Facial recognition technology has improved by leaps and bounds in terms of speed and accuracy over recent years. The government has poured a great deal of money into deploying facial recognition technology around the country as well.

Government databases have expanded rapidly and local police have begun to use facial recognition technology to arrest suspects. The Electronic Privacy Information Center (EPIC) filed a lawsuit against the FBI earlier this year in an attempt to obtain documents about such a database. The Electronic Frontier Foundation (EFF) also sued the FBI after they failed to comply with Freedom of Information Act requests related to their facial recognition database.

Yet it seems that the federal government is planning to actually expand their investment in facial recognition technology with the latest contract, revealed in documents published by The New York Times on Wednesday.

Among the 67 pages of documents is the DHS statement of work, which states, “The DHS is responsible for the biometric identification of persons to determine if persons entering areas are currently on federal watch lists.”

“To accomplish this task, DHS components require the ability to positively identify/screen individuals in a secure, efficient, accurate, and timely manner,” the statement continues. “This ability encompasses the collection, storage, transmission, and receipt of biometric and biographic data to support the component missions. The resulting capability will be portable and operable in a wide variety of areas and conditions (i.e. day/night, arid/humid climates, hot/cold temperature extremes.)”

Currently, many facial recognition systems are limited in their ability to identify in the variety of conditions outlined in the statement. In addition, many systems are not at all portable. Apparently, DHS seeks to make both of these limitations a thing of the past.

“The output from these acquisition databases must be usable for searches of large-scale biometric databases (1 to many) and/or verification against a previously taken biometric sample (1 to 1),” the document states.

Most interesting of all, the statement of work reveals that the technology will be utilizing 3-Dimensional facial recognition, something which is far more accurate and requires only a small part of the suspect’s face to be captured.

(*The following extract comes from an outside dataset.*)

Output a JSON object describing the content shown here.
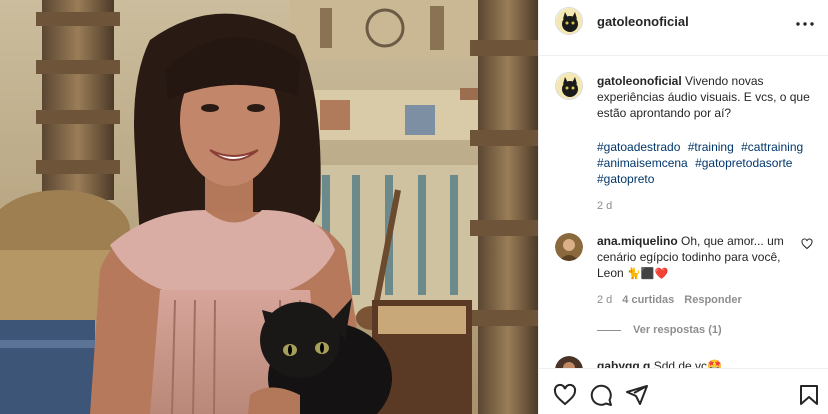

Electronic Warfare Associates (EWA) is the primary contractor on the project and worked between October 12, 2010 and November 16, 2012.

However, as Ars Technica points out, “the document notes that the DHS ‘may give subsequent extension notices to the contractor in Writing for further performance in accordance with the contract.’”

According to a DHS official cited by the Times, “research was continuing” on the project, though in its current state it is apparently not quite ready for deployment.

“The agency set up six tests to determine the technology’s overall accuracy, determining afterward that ‘it was not ready for a D.H.S. customer’ — meaning that police departments should not buy it,” according to the Times.

Ed Tivol of EWA and University of Louisville computer vision specialist Aly Farag told the Times that the remaining obstacles for the technology will fall away as computer processing becomes faster.

However, researchers are also creating ways to thwart facial recognition cameras, like the less-than-fashionable anti-facial recognition glasses developed in Japan.